Alors qu’en vérité, c’est le FCC qui est devenu le souffre-douleur de son partenaire le CACH, ces derniers utilisent la vieille méthode qui leur réussissait si bien lorsqu’ils étaient dans l’opposition : la victimisation. C’est toujours la faute à l’autre.
Ainsi, sur la toile circule depuis dimanche 25 octobre 2020 un tweet attribué à notre consœur de RFI, Sonia Rolley (vraisemblablement une fake new) présentant Félix Tshisekedi en homme qui aura violé tous les accords signés en 2 ans: Genève avec Katumbi et consorts, Naïrobi avec Kamerhe, Kinshasa avec Kabila. Mauvais signe et signal pour les «pères-fondateurs» de l’union sacrée, appellation qui n’est pas sans rappeler les atomisations. «Je ne laisserai aucun engagement politique, de quelque nature que ce soit primer sur mes prérogatives constitutionnelles et sur l’intérêt supérieur du peuple (…). Je ne transigerai jamais avec les intérêts supérieurs de la Nation», a martelé le chef de l’Etat avant d’expliquer qu’après avoir consulté les leaders politiques et sociaux les plus représentatifs et recueilli «leurs opinions à l’effet de créer une union sacrée de la Nation autour des objectifs précités», il visera «la refondation de l’action gouvernementale autour des principes de participation à la gestion du pays» et reviendra vers le souverain primaire pour lui faire part de ses « décisions qui n’excluront aucun cas de figure».

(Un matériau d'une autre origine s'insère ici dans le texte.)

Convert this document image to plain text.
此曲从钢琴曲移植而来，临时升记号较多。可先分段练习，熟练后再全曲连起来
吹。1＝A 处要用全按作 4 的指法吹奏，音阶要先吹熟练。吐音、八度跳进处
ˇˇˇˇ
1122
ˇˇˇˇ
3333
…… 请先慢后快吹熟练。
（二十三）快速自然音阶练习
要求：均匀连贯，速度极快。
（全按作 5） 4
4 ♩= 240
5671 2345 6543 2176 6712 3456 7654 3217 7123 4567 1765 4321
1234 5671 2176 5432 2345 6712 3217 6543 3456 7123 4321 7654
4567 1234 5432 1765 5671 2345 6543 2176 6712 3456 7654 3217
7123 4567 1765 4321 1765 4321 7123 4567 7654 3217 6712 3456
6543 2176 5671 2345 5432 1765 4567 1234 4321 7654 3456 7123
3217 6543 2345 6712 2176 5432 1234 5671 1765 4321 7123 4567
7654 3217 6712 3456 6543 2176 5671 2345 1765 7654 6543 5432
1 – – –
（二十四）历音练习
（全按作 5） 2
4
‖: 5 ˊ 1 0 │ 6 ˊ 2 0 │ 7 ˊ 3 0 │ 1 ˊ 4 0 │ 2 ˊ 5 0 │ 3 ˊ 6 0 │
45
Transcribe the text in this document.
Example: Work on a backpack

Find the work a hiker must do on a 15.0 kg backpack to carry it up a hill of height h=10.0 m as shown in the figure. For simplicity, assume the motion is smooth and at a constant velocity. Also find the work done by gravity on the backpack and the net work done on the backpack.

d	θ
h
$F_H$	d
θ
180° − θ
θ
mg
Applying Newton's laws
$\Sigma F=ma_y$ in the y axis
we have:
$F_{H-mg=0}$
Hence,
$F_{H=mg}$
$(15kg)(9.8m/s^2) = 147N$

En réalité, le seul cas de figure qui s’offre à lui aujourd’hui avec la liquidation de la coalition c’est la cohabitation.
S’il s’avise de dissoudre l’Assemblée nationale pendant qu’il n’y a pas crise persistante entre l’Assemblée nationale et le gouvernement, il aura pour une énième fois violé la Constitution. Déjà, aucun esprit lucide ne voit les députés MLC et Ensemble hypothéquer leurs mandats sans garantie aucune de réélection du moment que l’UDPS marque avec beaucoup de fébrilité sa détermination à former une majorité pour prendre une sorte de revanche.
L’exploit incroyable et inimaginable serait de rendre le FCC minoritaire en débauchant près d’une centaine de députés détenteurs de mandats validés. Tout compte fait, la question première est de demander à certains extrémistes de part et d’autre de cesser de s’agiter pour continuer indéfiniment à se servir de la bête.